History on Display: That’s Ruff
Sometimes you stumble across something small at a museum that overshadows the museum’s larger purpose in your mind.
For instance, the only thing I remember about the historical museum in Galena, Illinois, is a half-smoked cigar that a child picked up after General Grant discarded it. The boy evidently treasured it for years, handing it down for several generations until someone donated it to the museum. Thirty years later, I can still work up a head of steam about the museum’s decision to exhibit that cigar. What were they thinking?

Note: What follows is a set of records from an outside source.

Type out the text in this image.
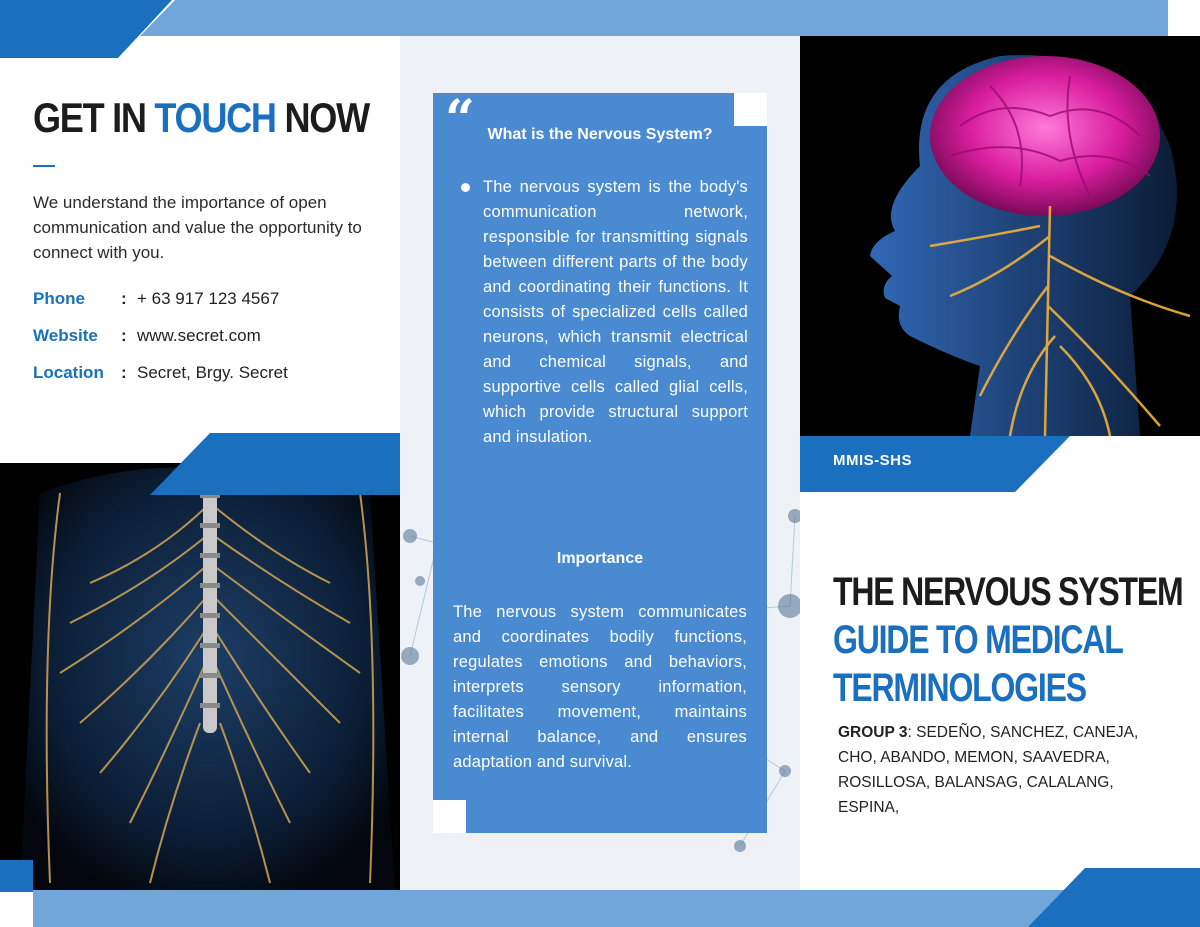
GET IN TOUCH NOW

We understand the importance of open communication and value the opportunity to connect with you.

Phone	: + 63 917 123 4567
Website	: www.secret.com
Location	: Secret, Brgy. Secret
“ What is the Nervous System?

The nervous system is the body's communication network, responsible for transmitting signals between different parts of the body and coordinating their functions. It consists of specialized cells called neurons, which transmit electrical and chemical signals, and supportive cells called glial cells, which provide structural support and insulation.

Importance

The nervous system communicates and coordinates bodily functions, regulates emotions and behaviors, interprets sensory information, facilitates movement, maintains internal balance, and ensures adaptation and survival.

MMIS-SHS
THE NERVOUS SYSTEM
GUIDE TO MEDICAL
TERMINOLOGIES

GROUP 3: SEDEÑO, SANCHEZ, CANEJA, CHO, ABANDO, MEMON, SAAVEDRA, ROSILLOSA, BALANSAG, CALALANG, ESPINA,
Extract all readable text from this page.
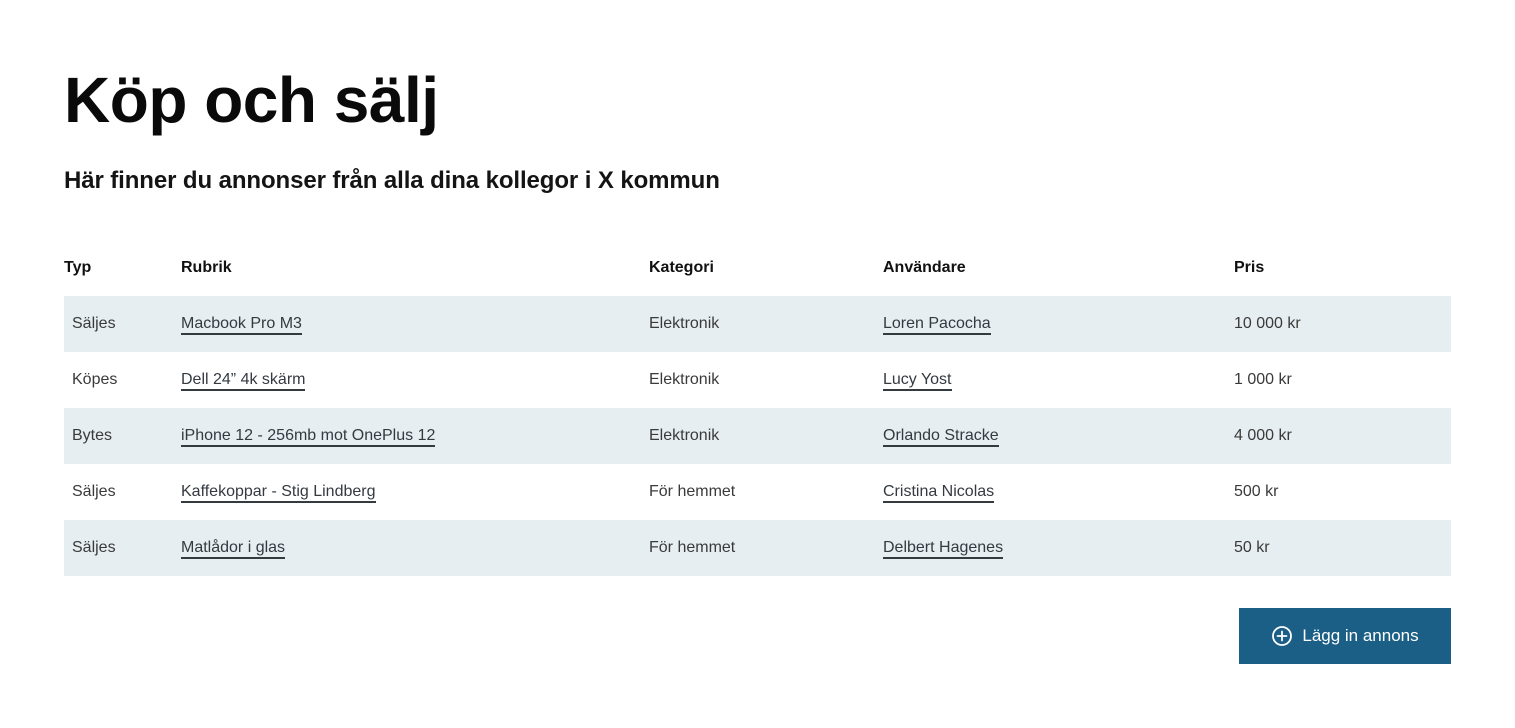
Köp och sälj
Här finner du annonser från alla dina kollegor i X kommun
Typ	Rubrik	Kategori	Användare	Pris
Säljes	Macbook Pro M3	Elektronik	Loren Pacocha	10 000 kr
Köpes	Dell 24” 4k skärm	Elektronik	Lucy Yost	1 000 kr
Bytes	iPhone 12 - 256mb mot OnePlus 12	Elektronik	Orlando Stracke	4 000 kr
Säljes	Kaffekoppar - Stig Lindberg	För hemmet	Cristina Nicolas	500 kr
Säljes	Matlådor i glas	För hemmet	Delbert Hagenes	50 kr
Lägg in annons
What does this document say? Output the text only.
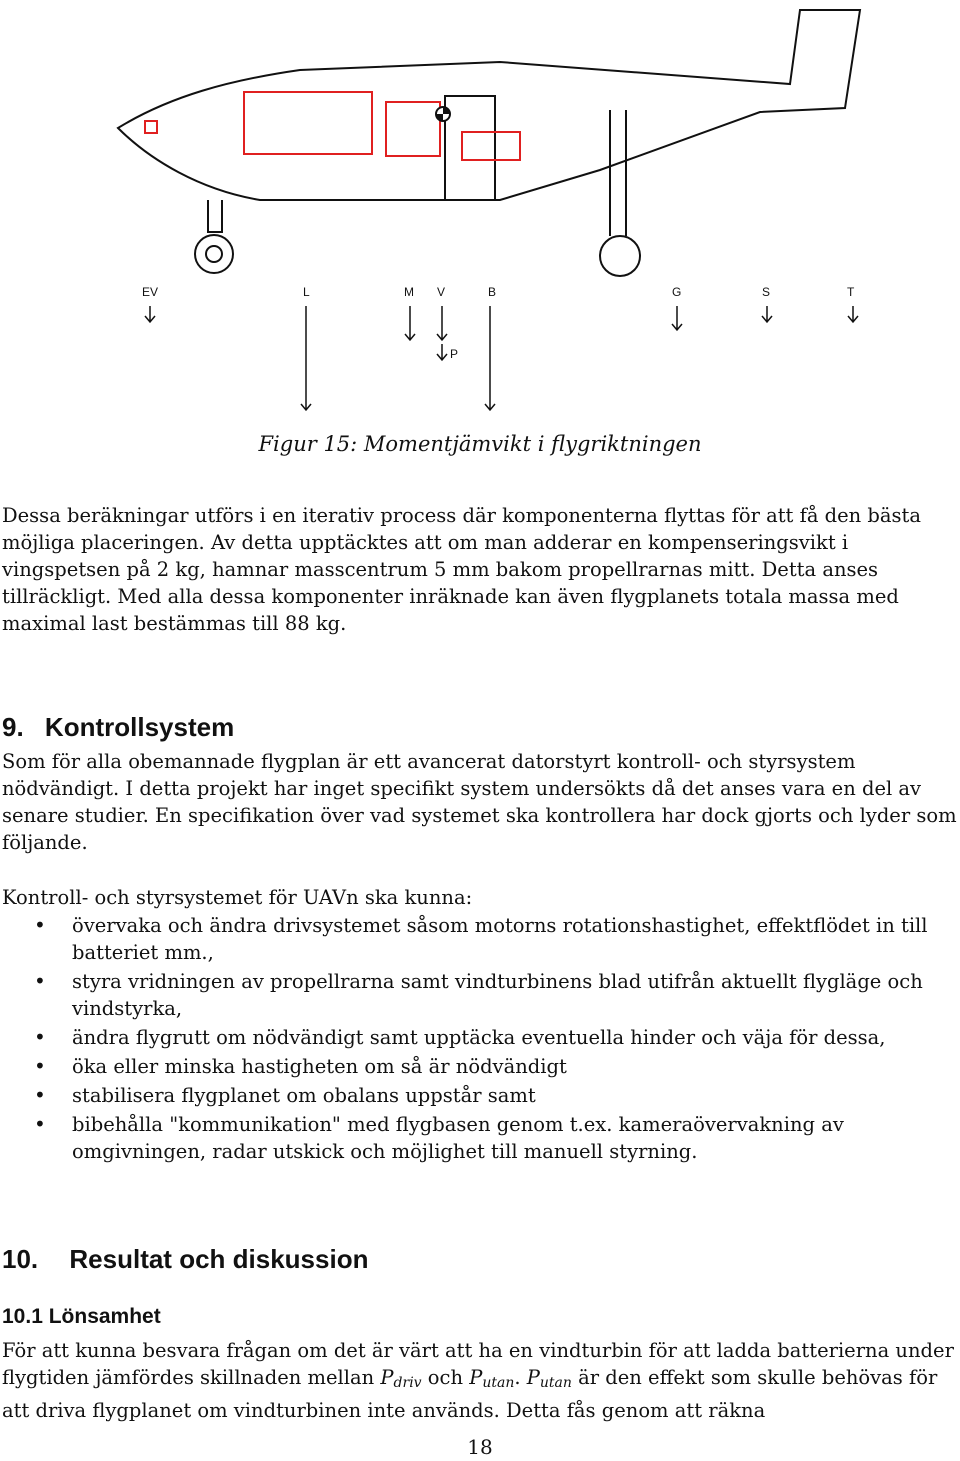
EV	L	M V	B	G	S	T
P
Figur 15: Momentjämvikt i flygriktningen

Dessa beräkningar utförs i en iterativ process där komponenterna flyttas för att få den bästa möjliga placeringen. Av detta upptäcktes att om man adderar en kompenseringsvikt i vingspetsen på 2 kg, hamnar masscentrum 5 mm bakom propellrarnas mitt. Detta anses tillräckligt. Med alla dessa komponenter inräknade kan även flygplanets totala massa med maximal last bestämmas till 88 kg.

9. Kontrollsystem

Som för alla obemannade flygplan är ett avancerat datorstyrt kontroll- och styrsystem nödvändigt. I detta projekt har inget specifikt system undersökts då det anses vara en del av senare studier. En specifikation över vad systemet ska kontrollera har dock gjorts och lyder som följande.

Kontroll- och styrsystemet för UAVn ska kunna:

• övervaka och ändra drivsystemet såsom motorns rotationshastighet, effektflödet in till batteriet mm.,
• styra vridningen av propellrarna samt vindturbinens blad utifrån aktuellt flygläge och vindstyrka,
• ändra flygrutt om nödvändigt samt upptäcka eventuella hinder och väja för dessa,
• öka eller minska hastigheten om så är nödvändigt
• stabilisera flygplanet om obalans uppstår samt
• bibehålla "kommunikation" med flygbasen genom t.ex. kameraövervakning av omgivningen, radar utskick och möjlighet till manuell styrning.
10. Resultat och diskussion
10.1 Lönsamhet

För att kunna besvara frågan om det är värt att ha en vindturbin för att ladda batterierna under flygtiden jämfördes skillnaden mellan $P_{driv}$ och $P_{utan}$. $P_{utan}$ är den effekt som skulle behövas för att driva flygplanet om vindturbinen inte används. Detta fås genom att räkna

18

I was just as distracted, though in a good way, by a single artifact in the Rubens’ House in Antwerp. When the last detail of the house has vanished from my head, I’ll still remember the portefraes.*
I love 16th century portraits. Flemish families. Jolly Dutch burghers. Tough Tudor courtiers, and their softer Stewart relatives (technically 17th century). I love the way those portraits give you a glimpse at the personalities of their subjects. And I love the clothes, including the ruffs. Over the course of the century, those ruffs get bigger and bigger. By the end of the century, really fashionable people had to eat their soup with a 2-foot long spoon. (Honest, I couldn’t make this stuff up.) * *
I’ve always assumed those ruffs were held up with starch. Wrong.
The largest ruffs, known as cartwheel ruffs, were supported by a metal frame that went around the wearer’s neck like, well, a cartwheel around an axle. The frames were covered with silver wire to make them more attractive, but not all the silver wire in the world could have made them comfortable.
Gives a whole new meaning to stiff-necked, doesn’t it?
* Also known as supportasses and underproppers. The things you learn during a Google search.
** I don’t know about you, but give me a 2-foot long spoon and a bowl of soup and I can guarantee you I’ll have soup down my front.